Consequently, the WADP is now a mature tool that has benefited from the rigours of use and testing over many years and large amounts of processed data. The README file included with the software describes a series of tests to confirm the correct working of a particular installation of the software using test data.

(2) Availability

Operating system

Linux (tested: Ubuntu 20.04 LTS), macOS (tested: macOS 11), Windows via WSL (tested: Windows 10 via WSL running Ubuntu 20.04 LTS).

Programming language

Bash v3.2

Additional system requirements

none.

Dependencies

Under Microsoft Windows: Windows Subsystem for Linux (WSL) with Ubuntu.

List of contributors

none.

Software location

Archive

Name: Zenodo
Persistent identifier: http://doi.org/10.5281/zenodo.593662
Licence: EUPL v1.2 or later
Publisher: Andreas Buerki
Version published: 1.0
Date published: 12/09/21

Code repository (e.g. SourceForge, GitHub etc.) (required)

Name: GitHub
Identifier: https://github.com/buerki/WADP
Licence: EUPL v1.2 or later
Date published: 12/09/21

Language

English

(3) Reuse potential

The software can be used in any situation where word-association data require categorisation and analysis to produce response profiles, and indeed in any task that requires the manual classification or categorisation of word pairs. Off the shelf, the WADP displays the categorisation scheme of [19] as shown in Figure 2 during the categorisation task. Other categorisation schemes can easily be substituted by editing a plain-text section of the programme as detailed in the included manual. Different schemes include e.g. [7]: Entity Features (e.g. giraffe → long neck), Situation Features (sofa → cat), Taxonomic Categories (including superordinates, subordinates, coordinates, etc.), Introspective Features (e.g. wasp → annoying) and Lexical Features (including orthographic similarity, e.g. wine → whine), all of which can easily be accommodated via a simple edit of the code.

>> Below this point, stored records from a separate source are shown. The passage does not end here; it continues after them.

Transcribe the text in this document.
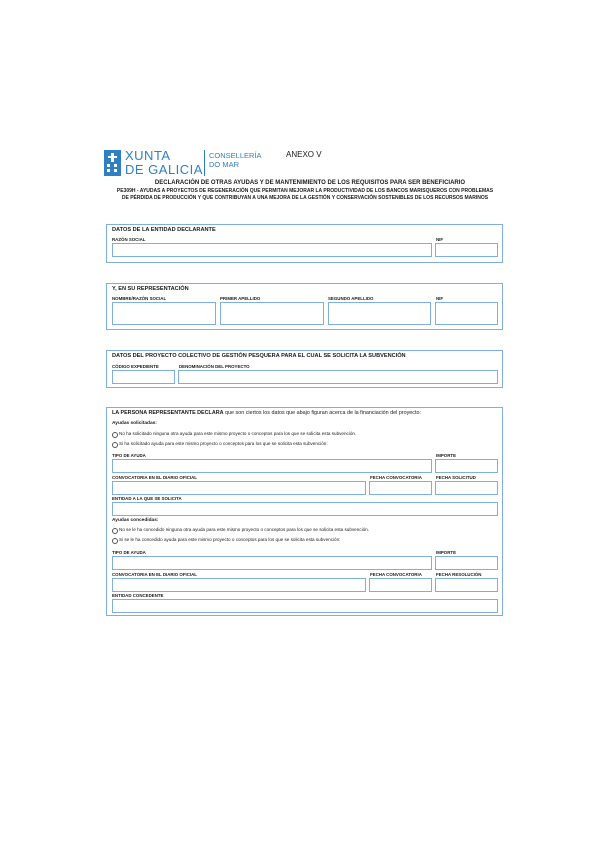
XUNTA
DE GALICIA
CONSELLERÍA
DO MAR
ANEXO V
DECLARACIÓN DE OTRAS AYUDAS Y DE MANTENIMIENTO DE LOS REQUISITOS PARA SER BENEFICIARIO
PE309H - AYUDAS A PROYECTOS DE REGENERACIÓN QUE PERMITAN MEJORAR LA PRODUCTIVIDAD DE LOS BANCOS MARISQUEROS CON PROBLEMAS
DE PÉRDIDA DE PRODUCCIÓN Y QUE CONTRIBUYAN A UNA MEJORA DE LA GESTIÓN Y CONSERVACIÓN SOSTENIBLES DE LOS RECURSOS MARINOS
DATOS DE LA ENTIDAD DECLARANTE
RAZÓN SOCIAL	NIF
Y, EN SU REPRESENTACIÓN
NOMBRE/RAZÓN SOCIAL	PRIMER APELLIDO	SEGUNDO APELLIDO	NIF
DATOS DEL PROYECTO COLECTIVO DE GESTIÓN PESQUERA PARA EL CUAL SE SOLICITA LA SUBVENCIÓN
CÓDIGO EXPEDIENTE	DENOMINACIÓN DEL PROYECTO
LA PERSONA REPRESENTANTE DECLARA que son ciertos los datos que abajo figuran acerca de la financiación del proyecto:
Ayudas solicitadas:
No ha solicitado ninguna otra ayuda para este mismo proyecto o conceptos para los que se solicita esta subvención.
Si ha solicitado ayuda para este mismo proyecto o conceptos para los que se solicita esta subvención:
TIPO DE AYUDA	IMPORTE
CONVOCATORIA EN EL DIARIO OFICIAL	FECHA CONVOCATORIA	FECHA SOLICITUD
ENTIDAD A LA QUE SE SOLICITA
Ayudas concedidas:
No se le ha concedido ninguna otra ayuda para este mismo proyecto o conceptos para los que se solicita esta subvención.
Si se le ha concedido ayuda para este mismo proyecto o conceptos para los que se solicita esta subvención:
TIPO DE AYUDA	IMPORTE
CONVOCATORIA EN EL DIARIO OFICIAL	FECHA CONVOCATORIA	FECHA RESOLUCIÓN
ENTIDAD CONCEDENTE
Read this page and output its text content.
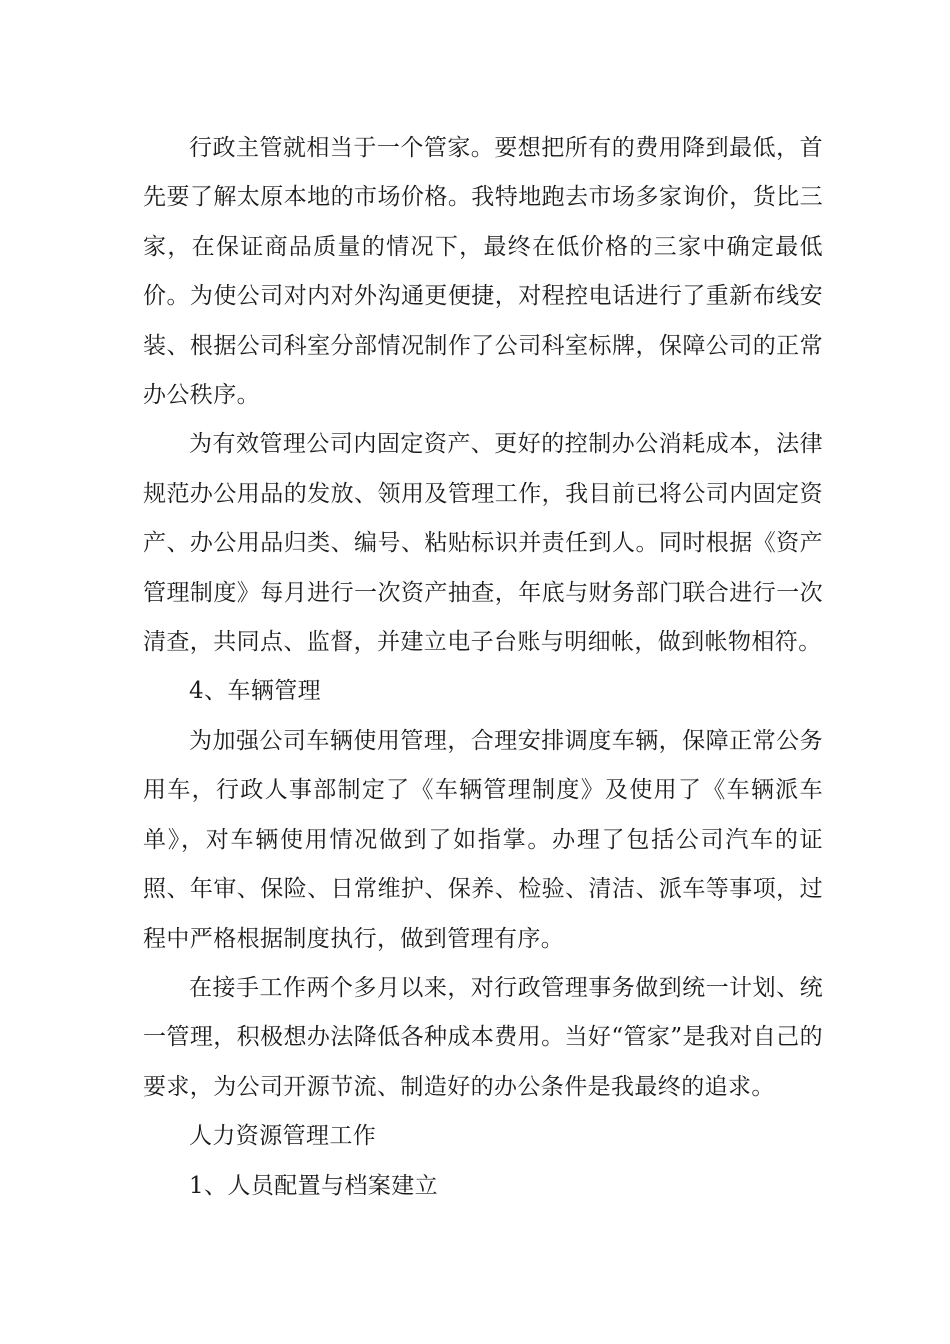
行政主管就相当于一个管家。要想把所有的费用降到最低，首先要了解太原本地的市场价格。我特地跑去市场多家询价，货比三家，在保证商品质量的情况下，最终在低价格的三家中确定最低价。为使公司对内对外沟通更便捷，对程控电话进行了重新布线安装、根据公司科室分部情况制作了公司科室标牌，保障公司的正常办公秩序。

为有效管理公司内固定资产、更好的控制办公消耗成本，法律规范办公用品的发放、领用及管理工作，我目前已将公司内固定资产、办公用品归类、编号、粘贴标识并责任到人。同时根据《资产管理制度》每月进行一次资产抽查，年底与财务部门联合进行一次清查，共同点、监督，并建立电子台账与明细帐，做到帐物相符。

4、车辆管理

为加强公司车辆使用管理，合理安排调度车辆，保障正常公务用车，行政人事部制定了《车辆管理制度》及使用了《车辆派车单》，对车辆使用情况做到了如指掌。办理了包括公司汽车的证照、年审、保险、日常维护、保养、检验、清洁、派车等事项，过程中严格根据制度执行，做到管理有序。

在接手工作两个多月以来，对行政管理事务做到统一计划、统一管理，积极想办法降低各种成本费用。当好“管家”是我对自己的要求，为公司开源节流、制造好的办公条件是我最终的追求。

人力资源管理工作

1、人员配置与档案建立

As the software is licensed under an open-source licence, further adaptations are also possible. Feature requests and problems or issues can be submitted by raising an issue at the WADP’s GitHub repository. The distribution includes a detailed manual and links to video tutorials covering installation and use of the software.

Acknowledgements

I wish to acknowledge members of successive research projects who have facilitated the development of this software. They include, in particular, Alison Wray and Tess Fitzpatrick who have been influential in defining the original feature specifications of the software, Rosie Dymond, Sam Collins, Michael Willett, Lauren Tate, Bilyana Zdravkova and David Schönthal who have applied and tested the software and whose input has led to many improvements. Thanks are also due to the Prevent Dementia project (preventdementia.co.uk) in collaboration with whom much of the data processed by the software in the course of its development were collected. Acknowledgements do not necessarily signal endorsement.

Competing interests

The author has no competing interests to declare.